Mobile-based blended learning for capacity building of health providers in rural Afghanistan
Why this work is in the frame
A frame that forgets how it found something cannot be audited. These are the routes that admitted this work.
Bibliographic record
Abstract
BACKGROUND: Mobile-based blended learning initiative was launched in November 2014 in Badakshan province of Afghanistan by Tech4Life Enterprises, Aga Khan Health Service, Afghanistan (AKHS, A), and the University of Calgary, Canada. The goal of this initiative was to improve knowledge of health providers related to four major mental health problems, namely depression, psychosis, post-traumatic stress disorder (PTSD) and drug abuse. METHODS: This paper presents the results of quasi-experimental study conducted in 4 intervention districts in Badakshan for improvement in the knowledge among health providers about depression.
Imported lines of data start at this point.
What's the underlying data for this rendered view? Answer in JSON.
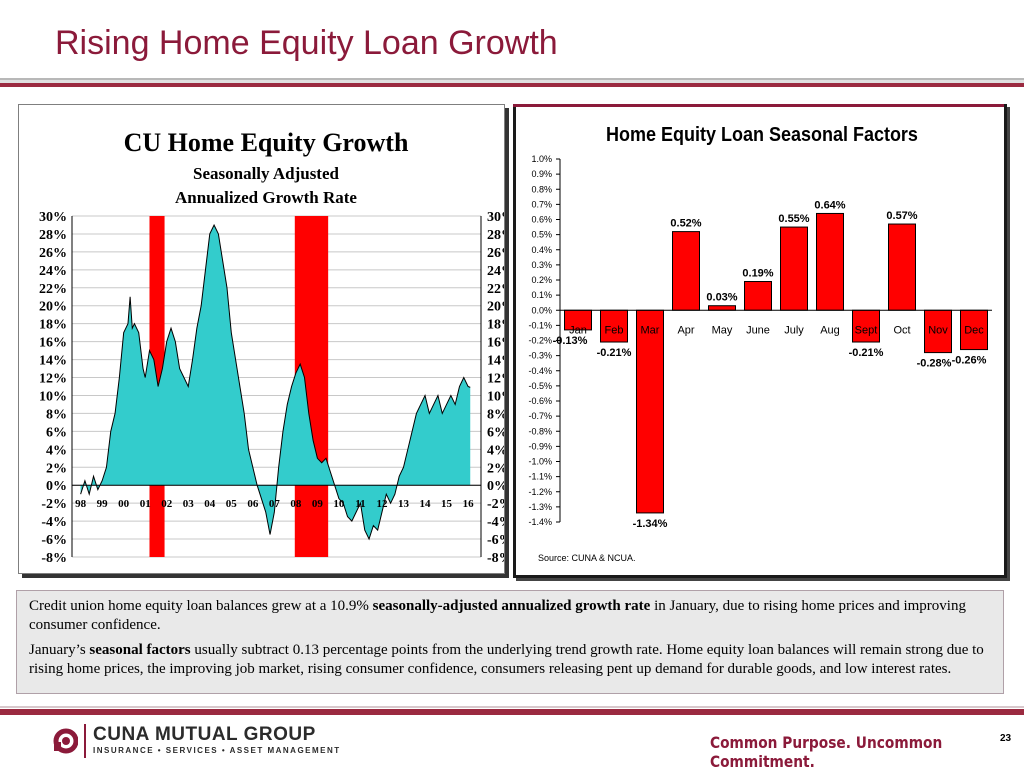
{
  "slide": {
    "title": "Rising Home Equity Loan Growth",
    "page_number": "23"
  },
  "colors": {
    "accent": "#8b1a3a",
    "area_fill": "#33cccc",
    "red": "#ff0000"
  },
  "chart_data": [
    {
      "type": "area",
      "title": "CU Home Equity Growth",
      "subtitle": "Seasonally Adjusted",
      "subtitle2": "Annualized Growth Rate",
      "ylim": [
        -8,
        30
      ],
      "y_ticks": [
        "30%",
        "28%",
        "26%",
        "24%",
        "22%",
        "20%",
        "18%",
        "16%",
        "14%",
        "12%",
        "10%",
        "8%",
        "6%",
        "4%",
        "2%",
        "0%",
        "-2%",
        "-4%",
        "-6%",
        "-8%"
      ],
      "x_ticks": [
        "98",
        "99",
        "00",
        "01",
        "02",
        "03",
        "04",
        "05",
        "06",
        "07",
        "08",
        "09",
        "10",
        "11",
        "12",
        "13",
        "14",
        "15",
        "16"
      ],
      "recession_bands": [
        {
          "start": 2001.2,
          "end": 2001.9
        },
        {
          "start": 2007.95,
          "end": 2009.5
        }
      ],
      "grid": true,
      "legend": "none",
      "series": [
        {
          "x": [
            1998.0,
            1998.2,
            1998.4,
            1998.6,
            1998.8,
            1999.0,
            1999.2,
            1999.4,
            1999.6,
            1999.8,
            2000.0,
            2000.2,
            2000.3,
            2000.4,
            2000.5,
            2000.7,
            2000.9,
            2001.0,
            2001.2,
            2001.4,
            2001.6,
            2001.8,
            2002.0,
            2002.2,
            2002.4,
            2002.6,
            2002.8,
            2003.0,
            2003.2,
            2003.4,
            2003.6,
            2003.8,
            2004.0,
            2004.2,
            2004.4,
            2004.6,
            2004.8,
            2005.0,
            2005.2,
            2005.4,
            2005.6,
            2005.8,
            2006.0,
            2006.2,
            2006.4,
            2006.6,
            2006.8,
            2007.0,
            2007.2,
            2007.4,
            2007.6,
            2007.8,
            2008.0,
            2008.2,
            2008.4,
            2008.6,
            2008.8,
            2009.0,
            2009.2,
            2009.4,
            2009.6,
            2009.8,
            2010.0,
            2010.2,
            2010.4,
            2010.6,
            2010.8,
            2011.0,
            2011.2,
            2011.4,
            2011.6,
            2011.8,
            2012.0,
            2012.2,
            2012.4,
            2012.6,
            2012.8,
            2013.0,
            2013.2,
            2013.4,
            2013.6,
            2013.8,
            2014.0,
            2014.2,
            2014.4,
            2014.6,
            2014.8,
            2015.0,
            2015.2,
            2015.4,
            2015.6,
            2015.8,
            2016.0,
            2016.1
          ],
          "values": [
            -1,
            0.5,
            -1,
            1,
            -0.5,
            0.5,
            2,
            6,
            8,
            12,
            17,
            18,
            21,
            17.5,
            18,
            17,
            13,
            12,
            15,
            14,
            11,
            13,
            16,
            17.5,
            16,
            13,
            12,
            11,
            14,
            17.5,
            20,
            24,
            28,
            29,
            28,
            25,
            22,
            17,
            14,
            11,
            8,
            4,
            2,
            0,
            -1.5,
            -3,
            -5.5,
            -3,
            2,
            6,
            9,
            11,
            12.5,
            13.5,
            12,
            8,
            5,
            3,
            2.5,
            3,
            1.5,
            0,
            -1.5,
            -2,
            -3.5,
            -4,
            -3,
            -2,
            -5,
            -6,
            -4.5,
            -5,
            -3,
            -1,
            -2,
            -1,
            1,
            2,
            4,
            6,
            8,
            9,
            10,
            8,
            9,
            10,
            8,
            9,
            10,
            9,
            11,
            12,
            11,
            10.9
          ]
        }
      ]
    },
    {
      "type": "bar",
      "title": "Home Equity Loan Seasonal Factors",
      "categories": [
        "Jan",
        "Feb",
        "Mar",
        "Apr",
        "May",
        "June",
        "July",
        "Aug",
        "Sept",
        "Oct",
        "Nov",
        "Dec"
      ],
      "values": [
        -0.13,
        -0.21,
        -1.34,
        0.52,
        0.03,
        0.19,
        0.55,
        0.64,
        -0.21,
        0.57,
        -0.28,
        -0.26
      ],
      "data_labels": [
        "-0.13%",
        "-0.21%",
        "-1.34%",
        "0.52%",
        "0.03%",
        "0.19%",
        "0.55%",
        "0.64%",
        "-0.21%",
        "0.57%",
        "-0.28%",
        "-0.26%"
      ],
      "ylim": [
        -1.4,
        1.0
      ],
      "y_ticks": [
        "1.0%",
        "0.9%",
        "0.8%",
        "0.7%",
        "0.6%",
        "0.5%",
        "0.4%",
        "0.3%",
        "0.2%",
        "0.1%",
        "0.0%",
        "-0.1%",
        "-0.2%",
        "-0.3%",
        "-0.4%",
        "-0.5%",
        "-0.6%",
        "-0.7%",
        "-0.8%",
        "-0.9%",
        "-1.0%",
        "-1.1%",
        "-1.2%",
        "-1.3%",
        "-1.4%"
      ],
      "source": "Source: CUNA & NCUA.",
      "grid": false
    }
  ],
  "textbox": {
    "p1_a": "Credit union home equity loan balances grew at a 10.9% ",
    "p1_b": "seasonally-adjusted annualized growth rate",
    "p1_c": " in January, due to rising home prices and improving consumer confidence.",
    "p2_a": "January’s  ",
    "p2_b": "seasonal factors",
    "p2_c": " usually subtract 0.13 percentage points from the underlying trend growth rate. Home equity loan balances will remain strong due to rising home prices, the improving job market, rising consumer confidence, consumers releasing pent up demand for durable goods, and low interest rates."
  },
  "footer": {
    "logo_name": "CUNA MUTUAL GROUP",
    "logo_tag": "INSURANCE • SERVICES • ASSET MANAGEMENT",
    "tagline": "Common Purpose. Uncommon Commitment."
  }
}
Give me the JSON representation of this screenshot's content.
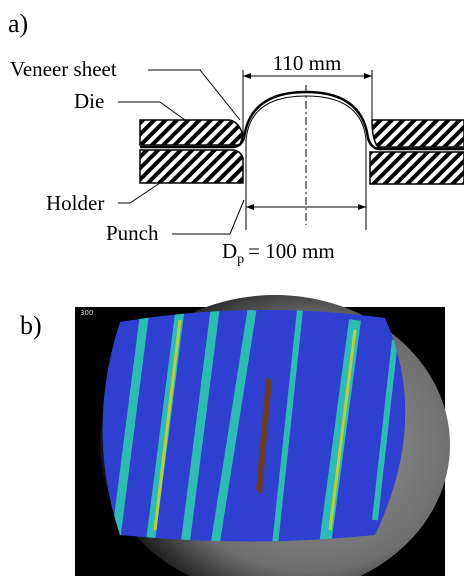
{
  "panel_a": {
    "label": "a)",
    "veneer_sheet": "Veneer sheet",
    "width_dimension": "110 mm",
    "die": "Die",
    "holder": "Holder",
    "punch": "Punch",
    "punch_diameter": {
      "symbol": "D",
      "subscript": "p",
      "rest": "= 100 mm"
    }
  },
  "panel_b": {
    "label": "b)",
    "frame_number": "300"
  }
}
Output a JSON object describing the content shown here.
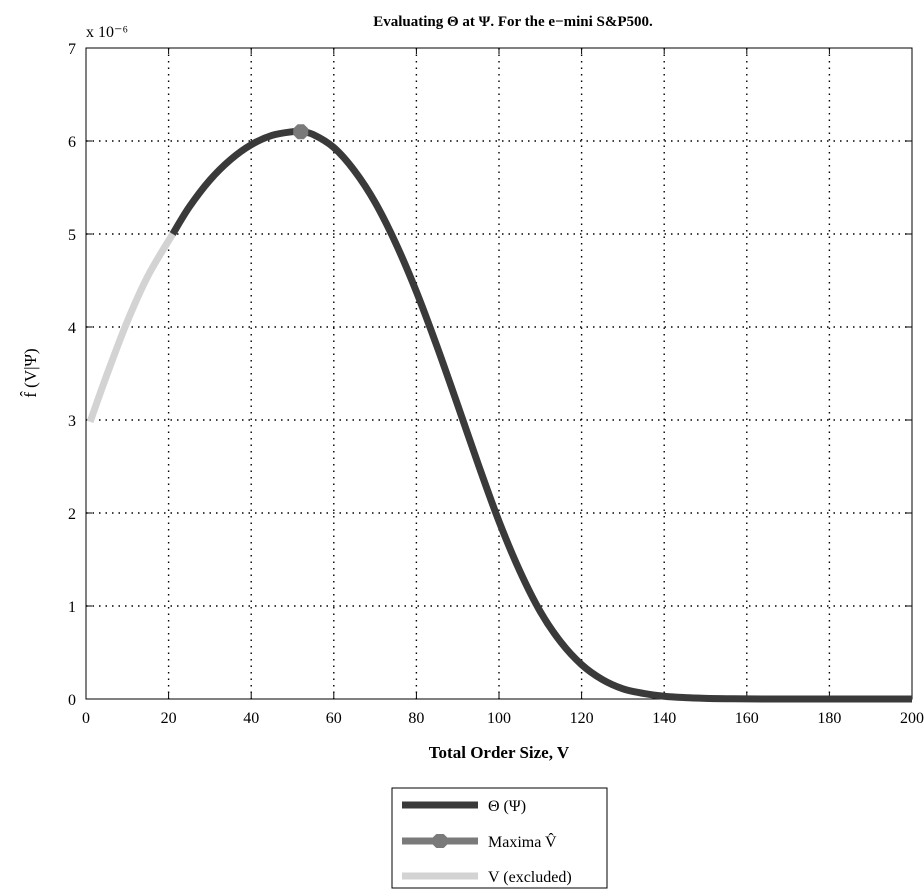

The results were compared with three control districts for the change in knowledge scores. RESULTS: Sixty-two health providers completed pre and post module questionnaires from case district, while 31 health providers did so from the control sites. Significant change was noticed in the case districts, where overall knowledge scores changed from 45% in pre-intervention test to 63% in post-intervention test. Overall background knowledge of pre to post module test scores changed from 30% to 40%, knowledge of symptoms showed correct responses raised from 25% to 44%, knowledge related to causes of depression from overall districts showed change from 22% to 51%, and treatment knowledge of depression improved from 29% to 35%. Average gain in scores among cases was 16.06, compared to 6.8 in controls. CONCLUSIONS: The study confirms that a blended Learning approach with multiple learning techniques for health providers in Badakshan, Afghanistan, enhanced their knowledge and offers an effective solution to overcome challenges in continuing education. Further research is needed to confirm that the gains in knowledge reported here translate into better practice and improved mental health.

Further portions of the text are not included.